Deux sites patrimoniaux, qui caractérisent fortement la ville de Québec et ont tous deux une vocation nationale, les Plaines d'Abraham et Place Royale, éclairent cet enjeu. Le Parc des champs de bataille nationaux, que l'imaginaire populaire a baptisé les « Plaines d'Abraham », incarne le lieu des batailles qui ont opposé les Français et les Anglais en 1759 et 1760 et qui se sont soldées par la défaite des Français installés en Amérique, marquant le début de la présence anglaise sur ce sol. Le site de Place Royale, dont la redécouverte remonte à la fin des années 1950, a été restauré dans le but de faire ressortir un caractère, à la fois historique et imaginaire, de premier lieu d'installation des Français en Amérique. Ces deux sites ont bénéficié d'un investissement symbolique et politique très fort à des époques différentes, incarnant les idées politiques de leur temps et des conceptions historicisées du patrimoine. Dans un premier temps, j'interrogerai la négociation patrimoniale et les stratégies d'appropriation de l'histoire, qui se sont manifestées à travers l'exemple des Plaines d'Abraham. Dans un deuxième temps, j'analyserai le cas de la restauration de Place Royale, que l'on a voulu îlot français du 18 ème siècle, en territoire québécois 11.

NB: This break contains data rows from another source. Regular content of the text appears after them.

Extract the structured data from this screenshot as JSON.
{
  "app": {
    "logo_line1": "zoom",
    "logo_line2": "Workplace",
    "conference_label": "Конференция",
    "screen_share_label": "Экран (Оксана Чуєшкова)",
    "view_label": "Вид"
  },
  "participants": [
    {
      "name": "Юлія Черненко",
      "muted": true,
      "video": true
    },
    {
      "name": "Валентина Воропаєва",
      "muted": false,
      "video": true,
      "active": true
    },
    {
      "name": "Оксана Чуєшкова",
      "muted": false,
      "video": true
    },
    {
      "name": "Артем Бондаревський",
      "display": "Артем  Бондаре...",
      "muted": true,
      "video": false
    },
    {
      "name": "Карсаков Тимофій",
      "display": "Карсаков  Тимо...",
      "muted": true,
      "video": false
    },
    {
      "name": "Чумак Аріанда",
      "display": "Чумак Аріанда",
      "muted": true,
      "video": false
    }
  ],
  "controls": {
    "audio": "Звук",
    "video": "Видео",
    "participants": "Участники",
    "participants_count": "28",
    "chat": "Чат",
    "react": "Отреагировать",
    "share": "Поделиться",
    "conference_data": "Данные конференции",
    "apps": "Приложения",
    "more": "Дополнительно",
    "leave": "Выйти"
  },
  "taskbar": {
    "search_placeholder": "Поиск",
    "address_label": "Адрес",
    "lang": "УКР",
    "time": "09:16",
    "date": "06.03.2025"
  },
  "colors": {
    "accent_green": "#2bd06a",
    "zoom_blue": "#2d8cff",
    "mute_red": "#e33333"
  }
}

Les Plaines d'Abraham: lieu de la négociation historique ?
Lieu de mémoire dont la valeur et l'existence historiques même ont été controversées 12, le site des « Plaines d'Abraham » a fait l'objet, dans la ville de Québec, d'un investissement symbolique très fort, qui a mené à sa patrimonialisation. Ainsi, bien qu'appelé à figurer en tant que « monument national de la Confédération Canadienne 13 », Georges Morisset le considère comme un lieu légendaire: « il n'y a jamais eu de Plaines d'Abraham à Québec 14 », écrit-il, car Abraham Martin, son premier propriétaire, n'y aurait jamais vécu. Cette déclaration s'inscrit dans le débat plus large qui a divisé les historiens à propos du site des Plaines quant à la véracité de son contenu historique.
Il faut attendre le début du 20 ème siècle pour que soit réactivée la mémoire des Plaines d'Abraham, lors des préparatifs de la célébration du troisième centenaire de la fondation de la ville de Québec. Déjà, à cette occasion, les débats qui agitent la société tournent autour des faits historiques qui s'y sont déroulés et sur leur exacte reconstitution donnant lieu à la publication d'un grand nombre d'ouvrages 15. Parallèlement à ce travail de mémoire, l'objectif principal de la plupart des intellectuels, historiens et hommes politiques qui entrent dans le débat est de sauver ces terres d'un processus de commercialisation qui menace leur conservation. Depuis 1802, le terrain était aux soins des Ursulines pour 99 ans. En 1901, date d'expiration de leur bail, elles expriment le souhait de céder leur propriété à des entrepreneurs fonciers. Ces deux conjonctures, l'une économique, menaçant l'intégrité du site s'il était soumis à la spéculation immobilière, et l'autre, politique et festive, avec les fêtes du tricentenaire, mèneront à la reconnaissance des Plaines d'Abraham en tant que lieu historique national.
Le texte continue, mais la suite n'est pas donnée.